A new book by former House Intelligence Committee Chairman Pete Hoekstra exposes how an inexperienced president and politicized State Department turned relative stability in Libya into unmitigated chaos.
Titled “Architects of Disaster: The Destruction of Libya,” Hoekstra documents how the Obama administration and Secretary of State Hillary Clinton upon taking office in 2009 reversed decades of bipartisan and successful U.S. foreign policy. They embraced and legitimized “moderate” Islamists such as the Muslim Brotherhood in Egypt and the mullahs in Iran with no preconditions.
The reversal also meant that allies such as Libyan dictator Muammar Gaddafi – who went from international pariah to a leader on whom the U.S. could count in the war against radical Islamism in the years after 9/11 – became a dead man walking.
The resulting NATO/U.S. campaign to depose Gaddafi unleashed the terrorist elements he held under control for so many years and created a failed state that exports training, ideology and weapons to radicals throughout the Middle East and North Africa.
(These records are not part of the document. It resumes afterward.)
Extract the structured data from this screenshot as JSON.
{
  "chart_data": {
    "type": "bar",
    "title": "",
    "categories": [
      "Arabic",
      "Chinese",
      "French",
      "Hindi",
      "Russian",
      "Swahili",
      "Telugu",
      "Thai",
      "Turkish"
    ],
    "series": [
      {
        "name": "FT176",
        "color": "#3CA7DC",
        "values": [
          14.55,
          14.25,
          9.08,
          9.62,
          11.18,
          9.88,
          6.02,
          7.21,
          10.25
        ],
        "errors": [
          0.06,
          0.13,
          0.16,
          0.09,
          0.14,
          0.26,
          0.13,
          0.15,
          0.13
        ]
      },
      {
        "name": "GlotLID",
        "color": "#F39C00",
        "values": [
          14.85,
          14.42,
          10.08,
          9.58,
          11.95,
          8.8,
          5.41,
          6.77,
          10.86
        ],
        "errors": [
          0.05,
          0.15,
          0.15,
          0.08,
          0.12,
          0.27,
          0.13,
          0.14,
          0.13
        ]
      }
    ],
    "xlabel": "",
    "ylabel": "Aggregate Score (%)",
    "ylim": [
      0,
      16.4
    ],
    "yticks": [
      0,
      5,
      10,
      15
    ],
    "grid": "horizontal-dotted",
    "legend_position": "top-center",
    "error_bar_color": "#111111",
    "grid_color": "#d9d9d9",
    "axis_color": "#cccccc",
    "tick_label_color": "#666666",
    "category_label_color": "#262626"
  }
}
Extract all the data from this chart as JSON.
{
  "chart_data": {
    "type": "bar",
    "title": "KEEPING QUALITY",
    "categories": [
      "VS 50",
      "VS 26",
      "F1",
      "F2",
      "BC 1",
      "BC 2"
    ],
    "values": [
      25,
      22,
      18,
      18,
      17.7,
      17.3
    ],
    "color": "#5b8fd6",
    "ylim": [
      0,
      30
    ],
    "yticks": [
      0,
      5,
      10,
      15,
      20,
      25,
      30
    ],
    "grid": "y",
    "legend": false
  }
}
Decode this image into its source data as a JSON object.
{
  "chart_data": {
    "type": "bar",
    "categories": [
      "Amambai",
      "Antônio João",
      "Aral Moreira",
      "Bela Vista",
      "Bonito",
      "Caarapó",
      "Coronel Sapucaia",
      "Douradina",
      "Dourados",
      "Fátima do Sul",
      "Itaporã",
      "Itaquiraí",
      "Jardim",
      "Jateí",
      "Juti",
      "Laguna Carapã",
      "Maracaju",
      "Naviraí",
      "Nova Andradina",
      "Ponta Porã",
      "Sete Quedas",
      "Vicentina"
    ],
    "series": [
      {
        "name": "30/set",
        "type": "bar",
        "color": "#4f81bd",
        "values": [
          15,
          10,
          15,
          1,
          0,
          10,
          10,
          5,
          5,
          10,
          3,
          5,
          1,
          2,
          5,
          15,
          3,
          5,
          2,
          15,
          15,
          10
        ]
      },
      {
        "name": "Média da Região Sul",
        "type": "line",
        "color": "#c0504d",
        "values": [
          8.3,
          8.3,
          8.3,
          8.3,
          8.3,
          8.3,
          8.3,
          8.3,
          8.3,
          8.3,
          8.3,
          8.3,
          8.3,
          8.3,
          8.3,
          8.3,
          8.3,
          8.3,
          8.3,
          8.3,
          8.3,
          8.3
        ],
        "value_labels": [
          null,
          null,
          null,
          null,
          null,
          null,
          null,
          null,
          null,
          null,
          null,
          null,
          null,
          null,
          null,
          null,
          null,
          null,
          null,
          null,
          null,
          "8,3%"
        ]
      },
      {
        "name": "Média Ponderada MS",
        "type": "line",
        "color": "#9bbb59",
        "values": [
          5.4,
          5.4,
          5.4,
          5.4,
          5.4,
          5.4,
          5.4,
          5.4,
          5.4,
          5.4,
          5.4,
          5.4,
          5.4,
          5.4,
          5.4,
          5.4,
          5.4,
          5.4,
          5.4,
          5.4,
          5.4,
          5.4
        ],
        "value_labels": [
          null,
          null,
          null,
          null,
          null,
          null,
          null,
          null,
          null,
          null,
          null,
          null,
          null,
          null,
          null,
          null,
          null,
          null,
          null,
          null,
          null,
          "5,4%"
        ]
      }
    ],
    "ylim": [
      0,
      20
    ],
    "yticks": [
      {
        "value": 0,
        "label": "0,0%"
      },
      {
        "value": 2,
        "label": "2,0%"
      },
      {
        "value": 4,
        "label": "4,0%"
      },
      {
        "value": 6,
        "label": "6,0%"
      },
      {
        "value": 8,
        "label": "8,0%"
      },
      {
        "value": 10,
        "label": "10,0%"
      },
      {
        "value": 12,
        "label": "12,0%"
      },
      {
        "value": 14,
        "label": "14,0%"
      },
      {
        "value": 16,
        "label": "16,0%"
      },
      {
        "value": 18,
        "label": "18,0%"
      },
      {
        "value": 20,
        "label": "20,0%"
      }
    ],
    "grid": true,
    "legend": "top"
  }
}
It sowed the seeds of ISIS in Syria and Iraq, which today is inflicting barbaric genocide against religious minorities and creating a humanitarian crisis in Europe.
With a foreword by renowned Islamist terror expert Steve Emerson and drawing upon insider sources and a depth of experience, Hoekstra’s “Architects of Disaster” is a profoundly honest and penetrating look at a foreign policy gone disastrously wrong.
Hoekstra, who now serves as the Shillman Senior Fellow with the Investigative Project on Terrorism, met with Gaddafi on three separate occasions as a member of the House Intelligence Committee. He describes Gaddafi’s transformation from an international outcast into a leader willing to ally his country with the U.S. in a very troubled region of the world.
Gaddafi’s stock had fallen tremendously following decades of supporting global terror, including bombing a Berlin discotheque in 1986 and horrifically taking down Pan Am Flight 103 over Lockerbie, Scotland in 1988.
The world isolated him through sanctions, and Republican and Democratic administrations kept the pressure on.
In 2003 – after witnessing America’s determined resolve against terror especially in the years following 9/11 – Gaddafi came in from the cold. He shuttered the country’s nuclear program, agreed to pay reparations to victims of his terror campaigns, leashed radical Islamists in northern Africa and secured Europe’s southern border from jihadists crossing the Mediterranean Sea.
Hoekstra writes in ‘Architects of Disaster’ that he could not be forgiven for the terrorist atrocities he had previously committed, but his sudden willingness to change his polices to align with U.S. interests represented a remarkable bipartisan foreign policy success in the world of reapolitic. All of this changed when the U.S. elected a new president who identified himself largely as the opposite of his predecessor who would do things differently.
The new president seated Muslim Brotherhood leadership in the front row of Obama’s historic speech to the Muslim world in Cairo, which served as a precursor to the administration standing by while Islamists overthrew America’s long-time ally Hosni Mubarak and started implementing Sharia law.
The administration also changed direction in Iran by reaching an agreement that enabled its mullahs to move forward on their nuclear program with nothing in return for the U.S. or its allies in the region.
In Libya, the 2011 NATO/U.S. intervention required directly cooperating with radical jihadist veterans of Iraq and Afghanistan, including Ansar al-Sharia. The organization’s leader, Ahmed Abu Khattala, was charged as the prime suspect in the attacks on the Benghazi diplomatic compound, which resulted in the murder of U.S. Ambassador Chris Stevens, along with fellow Americans Sean Smith, Tyrone Woods and Glen Doherty, on September 11, 2012.
Gaddafi’s deposition and murder was a dream come true for the Islamists and the inevitable outcome of a foreign policy on Islamist terror grounded in wishful thinking and self-delusion bordering on criminality.
Hoekstra says that lawmakers will need to implement the lessons learned in Libya as consistent bipartisan understandings and principles to guide foreign affairs. Islamist hostilities are permanent and intractable, so the U.S. had better become serious about defining and defeating the threat.
In the Middle East, Hoekstra writes in ‘Architects of Disaster,’ history has proven that autocratic leaders who are pro-Western are infinitely preferable to the evil regimes bent on spreading terror and Islamic hegemony in addition to their persecution and execution of women, religious minorities and homosexuals.
Obama’s reckless decisions in the Middle East to depose secular autocrats in favor of genocidal Islamists in the name of democracy have helped to eviscerate national security gains that the U.S. had painstakingly built over decades.
If we don’t change our policies, Hoekstra warns, the U.S. and the world will pay the price for years to come.